Follow-on biologics could reduce insulin therapy costs for diabetes patients, but how? This new study reveals.
Follow-on biologics have the potential to significantly reduce costs for patients requiring insulin therapy, according to a new study.
Follow-on biologics are copies of originator innovator biologics. The term is applied to both biologics submitted under the Food, Drug, and Cosmetic Act (FD&C Act) as new drug applications and also to those biologics submitted under the Public Health Service Act as a biologic license application.
“For example, the glargine insulin, Basaglar, was approved via the FD&C Act regulatory pathway. Thus, it is a follow-on biologic, but it is not a biosimilar,” stated authors led by Richard Dolinar, MD, of the Arizona Endocrinology Center in Phoenix. The number of follow-on biologics and biosimilars available in the US is likely to increase markedly in the coming years, including for many of the insulins used to treat diabetes, they noted.
The authors published their review in the February 2018 issue of Endocrine Practice.
Drugs are described as “follow-on biologics” or “biosimilars” depending on the way they are approved by the FDA-but not “bioidentical” or “generic”-because although they are similar, they are not identical to the reference product, which is the original biologic drug. Follow-on biologics and biosimilar drugs can be assumed to be similar enough to the reference biologic product to allow them to be used interchangeably.
No criteria are available for establishing the therapeutic equivalence of follow-on biologics that have used the new drug approval regulatory pathway under the FD&C Act. “Thus, a follow-on biologic, such as Basaglar, which has used this pathway, has not been rated in regard to therapeutic equivalency. Thus, it should not be substituted by the pharmacist without the expressed permission of the prescriber,” they stated.
Insurance companies will likely end up dictating which products patients receive. In 2017, many insurance plans dropped reference Lantus from their formularies in favor of the follow-on Basaglar. Pharmacies will also play a role. One large pharmacy benefit manager recently chose follow-on Basaglar above other currently used reference insulin glargine products for its formulary, the authors noted.
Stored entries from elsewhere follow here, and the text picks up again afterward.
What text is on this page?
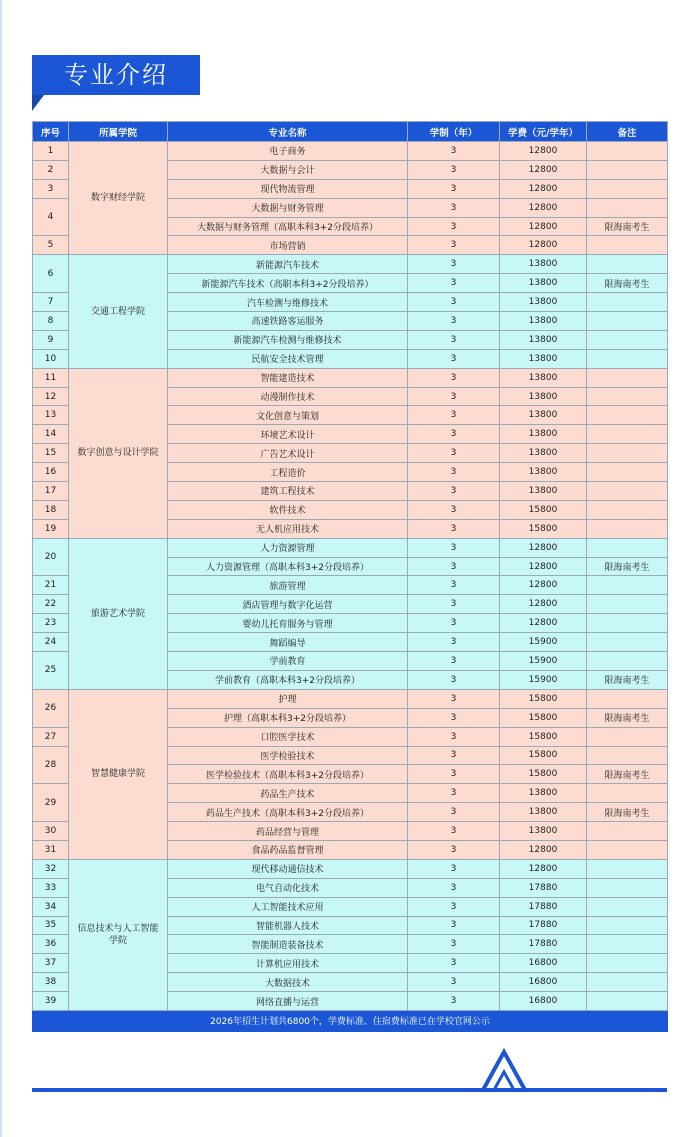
专业介绍
序号	所属学院	专业名称	学制（年）	学费（元/学年）	备注
1	数字财经学院	电子商务	3	12800	
2		大数据与会计	3	12800	
3		现代物流管理	3	12800	
4		大数据与财务管理	3	12800	
		大数据与财务管理（高职本科3+2分段培养）	3	12800	限海南考生
5		市场营销	3	12800	
6	交通工程学院	新能源汽车技术	3	13800	
		新能源汽车技术（高职本科3+2分段培养）	3	13800	限海南考生
7		汽车检测与维修技术	3	13800	
8		高速铁路客运服务	3	13800	
9		新能源汽车检测与维修技术	3	13800	
10		民航安全技术管理	3	13800	
11	数字创意与设计学院	智能建造技术	3	13800	
12		动漫制作技术	3	13800	
13		文化创意与策划	3	13800	
14		环境艺术设计	3	13800	
15		广告艺术设计	3	13800	
16		工程造价	3	13800	
17		建筑工程技术	3	13800	
18		软件技术	3	15800	
19		无人机应用技术	3	15800	
20	旅游艺术学院	人力资源管理	3	12800	
		人力资源管理（高职本科3+2分段培养）	3	12800	限海南考生
21		旅游管理	3	12800	
22		酒店管理与数字化运营	3	12800	
23		婴幼儿托育服务与管理	3	12800	
24		舞蹈编导	3	15900	
25		学前教育	3	15900	
		学前教育（高职本科3+2分段培养）	3	15900	限海南考生
26	智慧健康学院	护理	3	15800	
		护理（高职本科3+2分段培养）	3	15800	限海南考生
27		口腔医学技术	3	15800	
28		医学检验技术	3	15800	
		医学检验技术（高职本科3+2分段培养）	3	15800	限海南考生
29		药品生产技术	3	13800	
		药品生产技术（高职本科3+2分段培养）	3	13800	限海南考生
30		药品经营与管理	3	13800	
31		食品药品监督管理	3	12800	
32	信息技术与人工智能学院	现代移动通信技术	3	12800	
33		电气自动化技术	3	17880	
34		人工智能技术应用	3	17880	
35		智能机器人技术	3	17880	
36		智能制造装备技术	3	17880	
37		计算机应用技术	3	16800	
38		大数据技术	3	16800	
39		网络直播与运营	3	16800	
2026年招生计划共6800个，学费标准、住宿费标准已在学校官网公示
Although Basaglar is a glargine insulin with the identical amino acid sequence as Lantus, it is not considered to be identical because it uses a different manufacturing process and excipients, and therefore is not substitutable for Lantus.
“Instead, it is best viewed as another different brand name glargine insulin,” they stated. “Because of this, if glargine insulin is ordered, then the pharmacist should contact the prescriber to verify which brand of glargine to give to the patient. It is the prescriber who decides and not the pharmacist.”
For some biologics for insulin, the product is closely linked to the delivery device. Regular use of these devices means they become part of a patient's routine. “Familiarity and comfort with a device may encourage patients to prefer a specific branded insulin, even if ‘cheaper’ copies are available,” they stated. “Importantly, the relatively small price differentials between biosimilars and the reference drug will likely result in direct competition between the two drugs. This may therefore drive down the cost of the reference drug.”
Dolinar R, Lavernia F, Edelman S. A guide to follow-on biologics and biosimilars with a focus on insulin. Endocr Pract. 2018;24:195-204.